The deputy told the women to go around to the back of the house. They found Lester with a drink in his hand. He stood up to greet the ladies and introduced one man as a friend, another as his accountant, and a third as Dale Mitchell, the attorney whom Sherry was to consider hiring. Lester offered drinks and said how sorry he was that they had arrived after dark, when all they could see of Lake Cumberland down below was a path of moonlight on the water.
“What a pity,” Lester went on. “I insist that before you leave tomorrow, Sherry, and I’m so delighted to have you here, you’ll drive over to see Cumberland Falls. There’s nothing like them. A young lady fell over them just last week, poor thing, and killed herself. Very dangerous, and very beautiful.”
“Let’s get down to business,” Sherry said.
“Getting and spending,” Lester said, “it’s the way of the world, alas. You and Dale can talk privately in the kitchen, if you like. The attorney-client privilege, I’m a great believer in it. You’d be well advised to put everything into Dale Mitchell’s hands, is my advice. He and I go way back together. We practiced together for years. Dale’s a dandy lawyer, let me tell you.”
“He better be,” Sherry said, and went inside with Mitchell, a graying, regular-featured man in his early forties. They were gone about ten or fifteen minutes. When they came out, Sherry did not look pleased. Mitchell was somber.
“Did you two get everything worked out?” Lester inquired. “Did you plight your troth?”
“Carol, drive me home,” Sherry said. “I’m heading out.”
“What’s the trouble, my dear?” Lester followed and touched her shoulder as she reached the steps. “You all hung up on some technicality? We can work that out.”
“You want to call it that. Your buddy here asked me for three hundred and fifty thousand dollars. Plus expenses! I ain’t got that kind of money.”
“You’re saying no to him?” Lester jumped in front of her, spreading his arms and inching toward her until he bumped up against her. “You’re saying no to the one man who stands between Benny Hodge and the rope? I mean the chair. What kind of a woman are you?”

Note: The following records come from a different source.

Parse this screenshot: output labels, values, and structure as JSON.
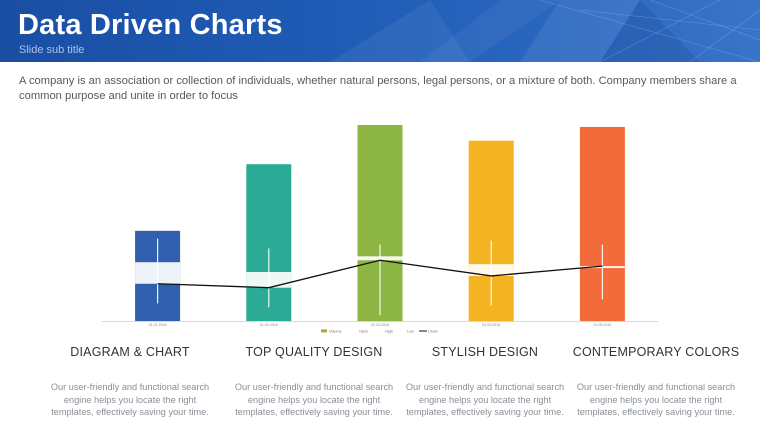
{
  "header": {
    "title": "Data Driven Charts",
    "subtitle": "Slide sub title"
  },
  "intro_text": "A company is an association or collection of individuals, whether natural persons, legal persons, or a mixture of both. Company members share a common purpose and unite in order to focus",
  "columns": [
    {
      "title": "DIAGRAM & CHART",
      "description": "Our user-friendly and functional search engine helps you locate the right templates, effectively saving your time."
    },
    {
      "title": "TOP QUALITY DESIGN",
      "description": "Our user-friendly and functional search engine helps you locate the right templates, effectively saving your time."
    },
    {
      "title": "STYLISH DESIGN",
      "description": "Our user-friendly and functional search engine helps you locate the right templates, effectively saving your time."
    },
    {
      "title": "CONTEMPORARY COLORS",
      "description": "Our user-friendly and functional search engine helps you locate the right templates, effectively saving your time."
    }
  ],
  "chart_data": {
    "type": "bar",
    "subtype": "stock volume-open-high-low-close",
    "categories": [
      "01.01.2016",
      "01.02.2016",
      "01.03.2016",
      "01.04.2016",
      "01.05.2016"
    ],
    "ylim": [
      0,
      100
    ],
    "grid": false,
    "legend": {
      "position": "bottom",
      "entries": [
        "Volume",
        "Open",
        "High",
        "Low",
        "Close"
      ]
    },
    "series": [
      {
        "name": "Volume",
        "values": [
          46,
          80,
          100,
          92,
          99
        ]
      },
      {
        "name": "Open",
        "values": [
          30,
          25,
          33,
          29,
          27
        ]
      },
      {
        "name": "High",
        "values": [
          42,
          37,
          39,
          41,
          39
        ]
      },
      {
        "name": "Low",
        "values": [
          9,
          7,
          3,
          8,
          11
        ]
      },
      {
        "name": "Close",
        "values": [
          19,
          17,
          31,
          23,
          28
        ]
      }
    ],
    "bar_colors": [
      "#2f5fae",
      "#2bab96",
      "#8db543",
      "#f4b321",
      "#f26b3a"
    ],
    "close_line_color": "#111111",
    "candle_color": "#ffffff"
  }
}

Sherry backed away. Lester inched toward her as she said that she was no fool and repeated that she did not have that kind of money.
"The hell you don’t!”
Lester boomed out, and he twirled around, a dervish in python cowboy boots, flailing his arms. The whiskey flew out of his glass, drenching the accountant. Lester emitted a yelp that was somewhere between a rebel yell and a stuck pig’s squeals. His eyes bugged out. “Why—” he rendered the word in several syllables, drawing it out through three octaves—"you
selfish
little bitch! You moneygrubbing no good goddamned ornery little Tennessee hog-calling pennypinching low-class idiot! You Judas! I have seen many a scheming heartless bitch in my time and you beat them all by a country mile! Don’t you see what you’re doing?” He screamed into her impassive face. “What good is all that money going to do you when they march Benny Hodge into that dark and dank horrible room and pull the switch? Have you seen a man die by electrocution, young lady? Have you smelt the awful stench of sizzling human flesh? Are you going to spend the money on his funeral? You mean to say you’re running out on that poor boy? What kind of a love is it that abandons a loved one in his hour of greatest need? I thought so! I knew you were going to run! I could see it in your cold eyes! Heartless! Heedless! Indifferent! Callous! Monstrous! A predator! You’d lead a lamb to slaughter! Treachery, thy name is
woman!
”
Lester’s diatribe, which ran a full two minutes, accompanied by kicks and thrusts and the rolling of eyeballs, ended as he hurled his glass over the railing, dropped to his knees, flung his arms wide, and cried out to the moon, “Oh, Lord God in heaven, if You are listening, hear the prayers of a man who asks Your bountiful mercy for this poor, pitiful female child, who knows not what she does, and for her beloved, who will soon be with Thee, or in hell! If Epperson walks and Hodge fries, she’ll have only herself to blame!” And he wept.
Sherry, who had stood gaping throughout the performance like everyone else, not moving a muscle, watched Lester struggle to his feet, rubbing his hip.